The security checkpoint presents unique challenges because of the typically high-contact nature of the screening process and the tendency for bottlenecks at this point in the passenger journey. 

A well-balanced and optimised checkpoint lane – which considers the complex interdependencies of technology, process and people – will reduce bottlenecks and improve the passenger flow allowing for more distance to be kept between individual passengers.

Parallel divest stations, for example, have been developed to help improve the throughput. In response to COVID-19, social-distancing measures are likely to mean that some of these divest stations are closed to create space between passengers as they divest their belongings. In turn, this will probably lead to reductions in throughput. 

Used for years to help design security checkpoints, Smiths Detection’s advanced checkpoint simulation tool is now being used to predict the impact of social distancing at checkpoints and it can help identify potential countermeasures. 

In addition to closing down divest stations, sneeze guards are a quick and simple way to create physical barriers between people where distancing is not possible, such as between passengers in divestment areas and between passengers and staff in  the reinspection area.

Some innovative checkpoint tray handling systems provide individual space to passengers at divest and reclaim as part of their designs:

Tray handling systems design for social distancing

ICAO Recommendation: Routine enhanced cleaning and disinfecting should be conducted, if required, of frequently touched/exposed surfaces and security screening equipment, including trays at the security checkpoint and baggage areas.

We recently launched the Ultraviolet-C (UV-C) Light Upgrade Kits, developed to reduce transmission of bacteria and viruses by automatically disinfecting checkpoint trays on any tray-handling system – regardless of vendor. Ultraviolet germicidal irradiation has been used in disinfection applications for over 100 years, often in medical sanitation and sterile work facilities with high hygiene requirements.

Short-wavelength ultraviolet-C light is used to kill or inactivate microorganisms by disrupting their DNA or RNA, leaving them unable to perform vital cellular functions.

The kits can be seamlessly integrated into any automatic tray-return system’s flow without affecting the overall speed, the length of the lane or the operational efficiency. This automatic system provides a very advantageous alternative to manual cleaning. We also offer a mobile standalone version for flexible use in any checkpoint.

ICAO Recommendation: Where possible, alarm resolution should be conducted in a dedicated area separated from the flow of passengers. This methodology mitigates the risk of queue build up and maintains passenger throughput but may require the positioning of additional personnel.

Remote screening is a perfect fit for this recommendation. As mentioned above, deploying image analysts in a central location away from the checkpoint has been shown to offer many benefits. Analysts can focus in the calm environment away from the checkpoint and make fast and accurate decisions.

Simply by removing the image analysts from the checkpoint, there are fewer points of potential human contact, which makes the process safer for both staff and passengers.

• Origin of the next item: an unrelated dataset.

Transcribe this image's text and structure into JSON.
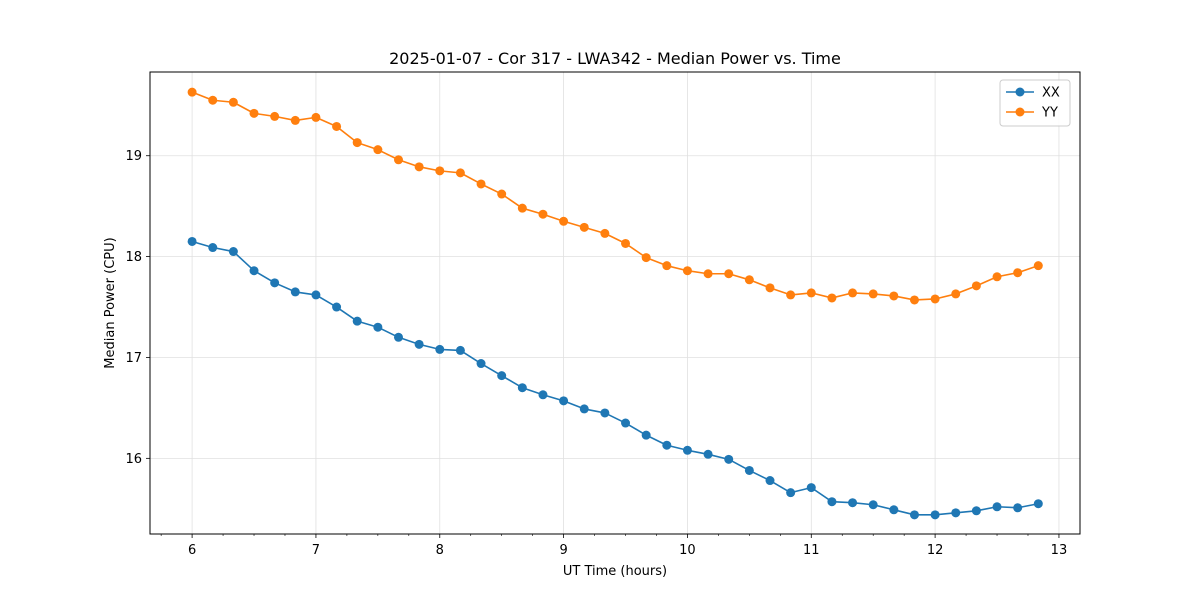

As well as deploying analysts in remote locations, Smiths Detection’s Checkpoint.Evoplus also improves operational efficiency and delivers the flexibility of being able to react quickly to changing passenger numbers through multiplexing. This means that networked images are collected from all security lanes across the airport and delivered to a group of analysts.

The throughput can be improved by sending an image to the next available analyst while the previous image is still being viewed by another operator and the corresponding tray is travelling along the decision conveyor. A steady flow of trays can be maintained with no need to stop the belt to wait for the analysts to finish their image evaluation.

The aviation industry are eager to get back into the skies without compromising the health and safety of passengers or staff. If applied across the airports globally, ICAOs recommendation will help to ensure a high-level and consistent response to the COVID-19.